My son is 16 now and, no different from Adam Lanza as a highly intelligent kid, he just started college.  One of the major reasons why I allowed my son to start college early was that I saw potential dangers growing at his high school should he continue to attend there.  It was not fear for the other students that I felt.  On the contrary, my rigid 6 ft tall built-like-a-barn son had taken society's rules and laws in regard to assault to such a strict adherence that he was walking into fights that were occurring at the school and pulling them apart.  Once he had pulled them apart, he was lecturing the two "law breaking" classmates with all the decorum of a professor, calmly berating them for "behaving like children".  From my maternal eyes and my awareness of what society can be like, it was only a matter of time that the unthinkable, for a mom, could happen--my son was going to get punched in the face.  Worse yet, his view of society was getting abysmal as he was coming home frustrated and likening his peers at the school as being like "animals in a zoo".  I never once was worried that my son would somehow come to loathe society so much that he would lash out at it.  My concern was that instead, with his habit of forming rigid opinions on a variety of matters, he would form a rigid opinion of society as a whole that would leave him permanently isolated from the whole of humanity. 
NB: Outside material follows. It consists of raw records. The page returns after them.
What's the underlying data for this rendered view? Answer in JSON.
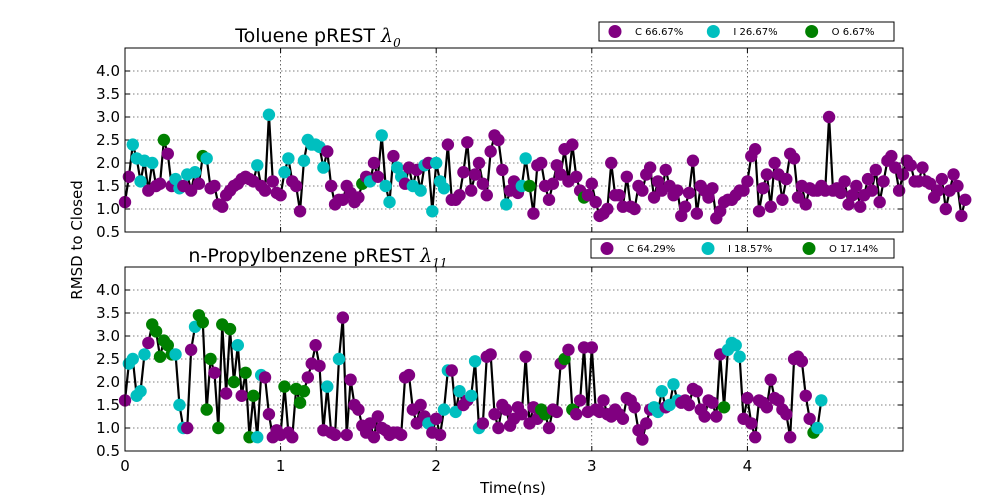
{
  "chart_data": [
    {
      "type": "line",
      "title": "Toluene pREST",
      "title_symbol": "λ",
      "title_subscript": "0",
      "ylabel": "RMSD to Closed",
      "xlabel": "",
      "xlim": [
        0,
        5
      ],
      "ylim": [
        0.5,
        4.5
      ],
      "xticks": [
        0,
        1,
        2,
        3,
        4
      ],
      "yticks": [
        0.5,
        1.0,
        1.5,
        2.0,
        2.5,
        3.0,
        3.5,
        4.0
      ],
      "ytick_labels": [
        "0.5",
        "1.0",
        "1.5",
        "2.0",
        "2.5",
        "3.0",
        "3.5",
        "4.0"
      ],
      "show_xtick_labels": false,
      "grid": true,
      "legend_placement": "top-right",
      "legend": [
        {
          "label": "C 66.67%",
          "color": "#800080"
        },
        {
          "label": "I 26.67%",
          "color": "#00BFBF"
        },
        {
          "label": "O 6.67%",
          "color": "#008000"
        }
      ],
      "state_colors": {
        "C": "#800080",
        "I": "#00BFBF",
        "O": "#008000"
      },
      "line_color": "#000000",
      "dx": 0.025,
      "y": [
        1.15,
        1.7,
        2.4,
        2.1,
        1.6,
        2.05,
        1.4,
        2.0,
        1.5,
        1.55,
        2.5,
        2.2,
        1.5,
        1.65,
        1.45,
        1.5,
        1.75,
        1.4,
        1.8,
        1.55,
        2.15,
        2.1,
        1.45,
        1.5,
        1.1,
        1.05,
        1.3,
        1.4,
        1.5,
        1.55,
        1.65,
        1.7,
        1.65,
        1.6,
        1.95,
        1.5,
        1.4,
        3.05,
        1.6,
        1.35,
        1.3,
        1.8,
        2.1,
        1.6,
        1.5,
        0.95,
        2.05,
        2.5,
        2.4,
        2.4,
        2.35,
        1.9,
        2.25,
        1.5,
        1.1,
        1.2,
        1.2,
        1.5,
        1.35,
        1.15,
        1.25,
        1.55,
        1.7,
        1.6,
        2.0,
        1.7,
        2.6,
        1.5,
        1.15,
        2.15,
        1.9,
        1.7,
        1.55,
        1.9,
        1.5,
        1.85,
        1.4,
        1.95,
        2.0,
        0.95,
        2.0,
        1.6,
        1.45,
        2.4,
        1.2,
        1.2,
        1.3,
        1.8,
        2.45,
        1.4,
        1.75,
        2.0,
        1.55,
        1.3,
        2.25,
        2.6,
        2.5,
        1.85,
        1.1,
        1.4,
        1.6,
        1.35,
        1.5,
        2.1,
        1.5,
        0.9,
        1.95,
        2.0,
        1.5,
        1.2,
        1.55,
        1.95,
        1.75,
        2.3,
        1.6,
        2.4,
        1.7,
        1.4,
        1.25,
        1.3,
        1.55,
        1.15,
        0.85,
        0.9,
        1.0,
        2.0,
        1.3,
        1.3,
        1.05,
        1.7,
        1.05,
        1.0,
        1.5,
        1.4,
        1.75,
        1.9,
        1.25,
        1.6,
        1.4,
        1.85,
        1.5,
        1.3,
        1.4,
        0.85,
        1.05,
        1.35,
        2.05,
        0.9,
        1.5,
        1.4,
        1.25,
        1.45,
        0.8,
        0.95,
        1.15,
        1.2,
        1.2,
        1.3,
        1.4,
        1.4,
        1.6,
        2.15,
        2.3,
        0.95,
        1.45,
        1.75,
        1.05,
        2.0,
        1.75,
        1.2,
        1.65,
        2.2,
        2.1,
        1.25,
        1.5,
        1.1,
        1.45,
        1.4,
        1.4,
        1.5,
        1.4,
        3.0,
        1.4,
        1.45,
        1.35,
        1.6,
        1.1,
        1.3,
        1.5,
        1.05,
        1.3,
        1.65,
        1.4,
        1.85,
        1.15,
        1.6,
        2.05,
        2.15,
        1.9,
        1.4,
        1.75,
        2.05,
        1.95,
        1.6,
        1.6,
        1.9,
        1.6,
        1.55,
        1.25,
        1.4,
        1.65,
        1.0,
        1.4,
        1.75,
        1.5,
        0.85,
        1.2
      ],
      "states": "CCIIIICICCGCCIICICICGICCCCCCCCCCCCICCICCCIICCCIIIIIICCCCCCCCCGCICCIIICIICCICIICIIIICCCCCCCCCCCCCCCICCCIIGCCCCCCCCCCCCCGCCCCCCCCCCCCCCCCCCCCCCCCCCCCCCCCCCCCCCCCCCCCCCCCCCCCCCCCCCCCCCCCCCCCCCCCCCCCCCCCCCCCCCCCCCCCCCCCCCCCCCCC"
    },
    {
      "type": "line",
      "title": "n-Propylbenzene pREST",
      "title_symbol": "λ",
      "title_subscript": "11",
      "ylabel": "",
      "xlabel": "Time(ns)",
      "xlim": [
        0,
        5
      ],
      "ylim": [
        0.5,
        4.5
      ],
      "xticks": [
        0,
        1,
        2,
        3,
        4
      ],
      "xtick_labels": [
        "0",
        "1",
        "2",
        "3",
        "4"
      ],
      "yticks": [
        0.5,
        1.0,
        1.5,
        2.0,
        2.5,
        3.0,
        3.5,
        4.0
      ],
      "ytick_labels": [
        "0.5",
        "1.0",
        "1.5",
        "2.0",
        "2.5",
        "3.0",
        "3.5",
        "4.0"
      ],
      "show_xtick_labels": true,
      "grid": true,
      "legend_placement": "top-right",
      "legend": [
        {
          "label": "C 64.29%",
          "color": "#800080"
        },
        {
          "label": "I 18.57%",
          "color": "#00BFBF"
        },
        {
          "label": "O 17.14%",
          "color": "#008000"
        }
      ],
      "state_colors": {
        "C": "#800080",
        "I": "#00BFBF",
        "O": "#008000"
      },
      "line_color": "#000000",
      "dx": 0.025,
      "y": [
        1.6,
        2.4,
        2.5,
        1.7,
        1.8,
        2.6,
        2.85,
        3.25,
        3.1,
        2.55,
        2.9,
        2.8,
        2.6,
        2.6,
        1.5,
        1.0,
        1.0,
        2.7,
        3.2,
        3.45,
        3.3,
        1.4,
        2.5,
        2.2,
        1.0,
        3.25,
        1.75,
        3.15,
        2.0,
        2.8,
        1.7,
        2.2,
        0.8,
        1.7,
        0.8,
        2.15,
        2.1,
        1.3,
        0.8,
        0.95,
        0.85,
        1.9,
        0.9,
        0.8,
        1.85,
        1.55,
        1.8,
        2.1,
        2.4,
        2.8,
        2.35,
        0.95,
        1.9,
        0.9,
        0.85,
        2.5,
        3.4,
        0.85,
        2.05,
        1.5,
        1.4,
        1.05,
        0.9,
        1.1,
        0.8,
        1.25,
        1.0,
        0.95,
        0.85,
        0.9,
        0.9,
        0.85,
        2.1,
        2.15,
        1.4,
        1.1,
        1.5,
        1.25,
        1.1,
        0.9,
        1.2,
        0.85,
        1.4,
        2.25,
        2.25,
        1.35,
        1.8,
        1.5,
        1.6,
        1.7,
        2.45,
        1.0,
        1.1,
        2.55,
        2.6,
        1.3,
        1.0,
        1.5,
        1.4,
        1.05,
        1.2,
        1.45,
        1.3,
        2.55,
        1.1,
        1.45,
        1.2,
        1.4,
        1.3,
        1.0,
        1.4,
        1.35,
        2.4,
        2.5,
        2.7,
        1.4,
        1.3,
        1.6,
        2.75,
        1.35,
        2.75,
        1.4,
        1.35,
        1.6,
        1.3,
        1.25,
        1.4,
        1.3,
        1.2,
        1.65,
        1.6,
        1.45,
        0.95,
        0.75,
        1.1,
        1.4,
        1.45,
        1.35,
        1.8,
        1.45,
        1.5,
        1.95,
        1.6,
        1.55,
        1.6,
        1.5,
        1.85,
        1.8,
        1.4,
        1.25,
        1.6,
        1.55,
        1.25,
        2.6,
        1.45,
        2.7,
        2.85,
        2.8,
        2.55,
        1.2,
        1.65,
        1.1,
        0.8,
        1.6,
        1.55,
        1.45,
        2.05,
        1.65,
        1.6,
        1.4,
        1.3,
        0.8,
        2.5,
        2.55,
        2.45,
        1.7,
        1.2,
        0.9,
        1.0,
        1.6
      ],
      "states": "CIIIIICOOOOOOIIICCIOOOOCOOCOOICOOOIICCCCCOCCOOOCCCCCICCICCCCCCCCCCCCCCCCCCCCCCICCCIICIICCIIICCCCCCCCCCCCCCCOOCCCCOCOCCCCCCCCCCCCCCCCCCCCIIICIIICCCCCCCCCCCOIIIICCCCCCCCCCCCCCCCCCOIIICCCCC"
    }
  ]
}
An individual with Asperger's already has a hard enough time not feeling isolated from others.  A highly intelligent individual with Asperger's can so easily regard society, between their deep thinking, calm demeanor, and deep sensitivities, as being morally repugnant for we do things that defy reason, rationality, and explanation.  We break rules all the time whether it's going 60 mph on the highway or pushing it a little too far at a stop light.  We disregard human suffering as we walk by the homeless and hungry on the street.  We get excited over inanimate objects like the latest iPhone when, for my son, he gets excited over learning something new that inspires him to see the world in a completely different way.   Although those with Asperger's may not always be able to express either visually or verbally what it is that they feel, I would hazard that they are feeling and thinking on such a deep level as to deaden the expression.  It is not until you give my son pen and paper that you can see how deeply his humanity lies.  For these reasons, I do not see Asperger's as any sort of mental defect or disorder or something that could, on its own, produce a potential killer.  On the contrary, I see Asperger's as nature's doing for society requires that we have some individuals that can witness and describe our behaviors as a society in a manner that brings us to reflect on those aspects of ourselves that are irrational, law breaking and logic defying. 

As a mother of a highly intelligent son with Asperger's, I find it deeply confusing as to how Adam Lanza came to be if he did, in fact, have Asperger's.  It is not to say that it is impossible that, given a series of faults along the lines of his development, that Asperger's couldn't have potentially played a role.  His actions, however, absolutely contradict the severe tendency towards rigid rule adherence so common with Asperger's.  The only way that I could see it as possibly occurring is if Adam Lanza was, through society or perhaps through his mother, given an altered set of rules that do no exist within normal society.  However, attempting to change or adapt the rules of society is one of the most difficult things to do with someone who has Asperger's--even if it's as harmless as drinking red wine to save a life.  If Adam Lanza was, in fact, diagnosed as having Asperger's, then, contrary to all the news agencies who wish to point a finger at Asperger's and autism as being the simple answer, there is no simple answer.  If it did, in fact, play any role, then the circumstances to create Adam Lanza had to be so severe and profuse as to contradict Asperger's very nature and tendencies.